183. Editorial Note
In March 1968, a Soviet Golf II submarine carrying nuclear ballistic missiles tipped with four-megaton warheads, cryptographic materials, and a seventy-person crew suffered an internal explosion on a routine patrol mission and sank in the Pacific Ocean some 1900 nautical miles northwest of Hawaii. The Soviet Navy subsequently conducted an extensive but unsuccessful search for the wreckage. Alerted by this unusual Soviet activity, the United States began its own search for the sunken submarine, which was located in August 1968.

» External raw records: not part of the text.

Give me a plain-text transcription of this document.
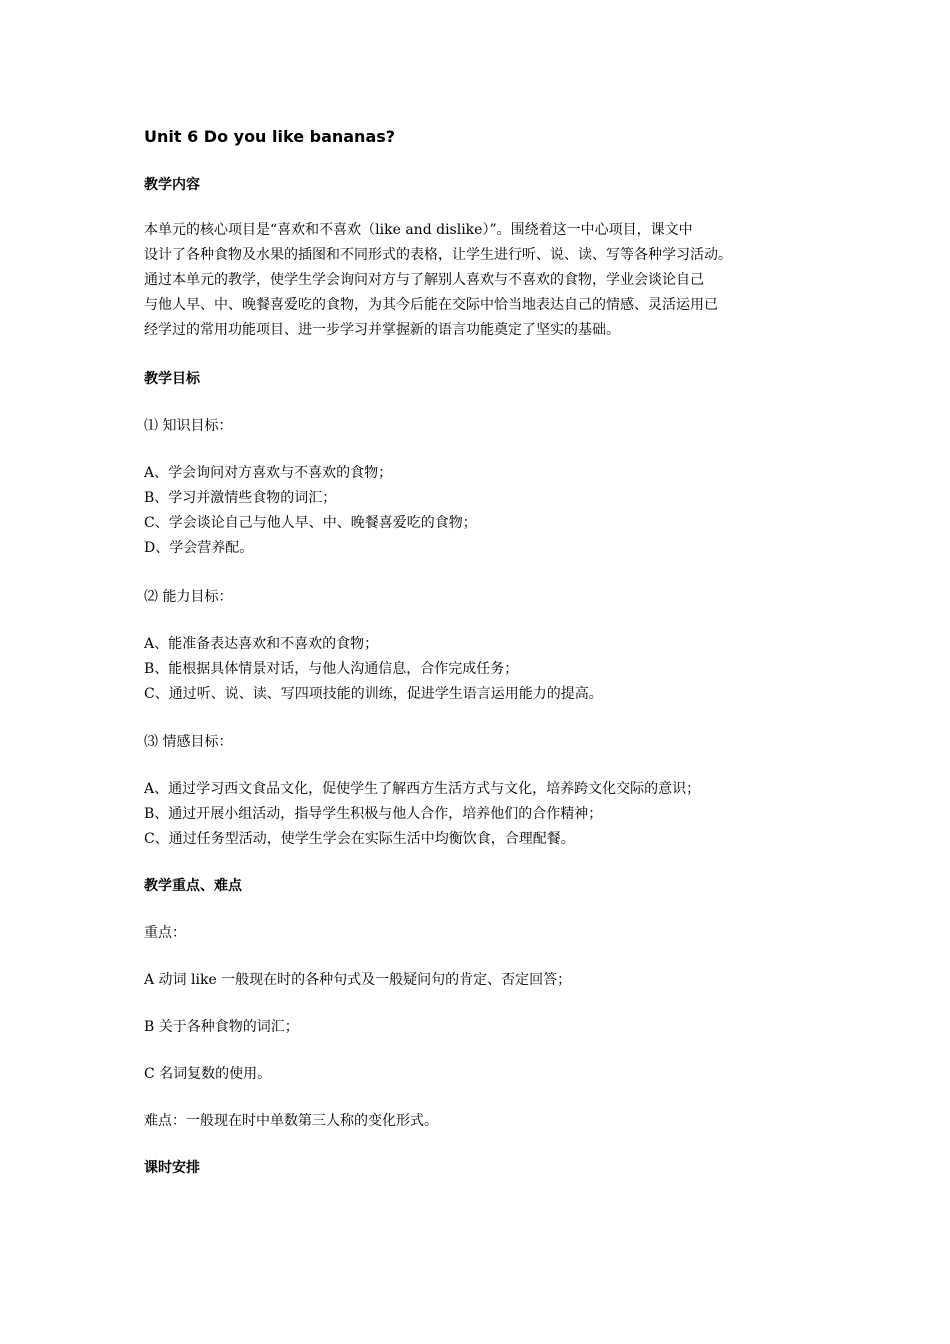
Unit 6 Do you like bananas?
教学内容
本单元的核心项目是“喜欢和不喜欢（like and dislike）”。围绕着这一中心项目，课文中
设计了各种食物及水果的插图和不同形式的表格，让学生进行听、说、读、写等各种学习活动。
通过本单元的教学，使学生学会询问对方与了解别人喜欢与不喜欢的食物，学业会谈论自己
与他人早、中、晚餐喜爱吃的食物，为其今后能在交际中恰当地表达自己的情感、灵活运用已
经学过的常用功能项目、进一步学习并掌握新的语言功能奠定了坚实的基础。
教学目标
⑴ 知识目标：
A、学会询问对方喜欢与不喜欢的食物；
B、学习并激情些食物的词汇；
C、学会谈论自己与他人早、中、晚餐喜爱吃的食物；
D、学会营养配。
⑵ 能力目标：
A、能准备表达喜欢和不喜欢的食物；
B、能根据具体情景对话，与他人沟通信息，合作完成任务；
C、通过听、说、读、写四项技能的训练，促进学生语言运用能力的提高。
⑶ 情感目标：
A、通过学习西文食品文化，促使学生了解西方生活方式与文化，培养跨文化交际的意识；
B、通过开展小组活动，指导学生积极与他人合作，培养他们的合作精神；
C、通过任务型活动，使学生学会在实际生活中均衡饮食，合理配餐。
教学重点、难点
重点：
A 动词 like 一般现在时的各种句式及一般疑问句的肯定、否定回答；
B 关于各种食物的词汇；
C 名词复数的使用。
难点：一般现在时中单数第三人称的变化形式。
课时安排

In August 1970, Chairman of the United States Intelligence Board (USIB), Richard Helms, established recovery of the sunken Soviet submarine as the Board’s “highest priority” and established its targets to include the submarine’s cryptographic equipment, nuclear warheads, missiles, navigation and fire control systems, sonar and anti-submarine warfare technologies, and related documentation. In September 1972, Helms, in his capacity as Director of Central Intelligence (DCI), reviewed the project and recommended to the 40 Committee that it be continued.
The 40 Committee charged the Central Intelligence Agency (CIA) with the mission to recover the submarine. It took the CIA’s Directorate of Science and Technology, led by Deputy Director of Central Intelligence Carl E. Duckett, several years to develop the hardware necessary to carry out the technologically sophisticated mission. The operation required the development of a ship to serve as a platform designed to grab the submarine and raise it to the surface. The recovery ship was accompanied by an enormous barge that prevented Soviet reconnaissance satellites from photographing the operation. Summa Corporation, a subsidiary of Hughes Tool Company owned by billionaire industrialist Howard Hughes, was chosen to be the project’s ostensible sponsor and source of funding. Hughes Global Marine, Inc., built the barge and recovery ship, called the Hughes Glomar Explorer (HGE).
The cover story developed was that the HGE , construction on which began in 1971, was being built for Hughes’s private commercial venture to mine manganese nodules located on the ocean floor. In May 1974, as construction of the HGE neared completion, William Colby, Helms’s successor as DCI and USIB chairman, reviewed the proposal and recommended that the 40 Committee approve recovery of the Soviet submarine. The submarine, Colby argued, contained “information which can be obtained from no other source, on subjects of great impor[Page 863]tance to the national defense.” The 40 Committee met to discuss the proposal and recommended its approval. On June 7, President Richard M. Nixon authorized the plan to raise the Soviet submarine.
The recovery mission began on or about June 15, 1974; however, it was only partially successful. In November 1974, an Ad Hoc Committee of the USIB and Deputy Secretary of Defense William Clements each recommended another mission. On January 22, 1975, the 40 Committee met and proposed that a second mission be undertaken, and on February 6, President Gerald R. Ford approved the operation.
As preparations for the second mission were underway, the operation’s cover story was blown when syndicated columnist Jack Anderson and several major newspapers—including the Los Angeles Times, the New York Times, and the Washington Post—reported that the HGE was actually an undercover operation led by the CIA to recover the sunken Soviet submarine. Previously, Colby had held meetings with journalists, including Seymour Hersh, during which he persuaded them to delay publishing stories about the secret operation. Once Anderson had broken the informal silence, Hersh published an article in the March 19, 1975, edition of the New York Times reporting several significant details about the clandestine operation—including its actual purpose, cost (estimated at more than $250 million), technology, and results.
As a result of the media exposure, the Soviet Union became aware of the HGE ’s actual purpose. On March 28, 1975, Colby argued that it was “inadvisable to undertake a second mission” due to the operation’s exposure. On June 5, the 40 Committee met and concluded that the program should be terminated, and President Ford approved the Committee’s recommendation on June 16. On August 30, 1976, the Hughes Glomar Explorer was mothballed.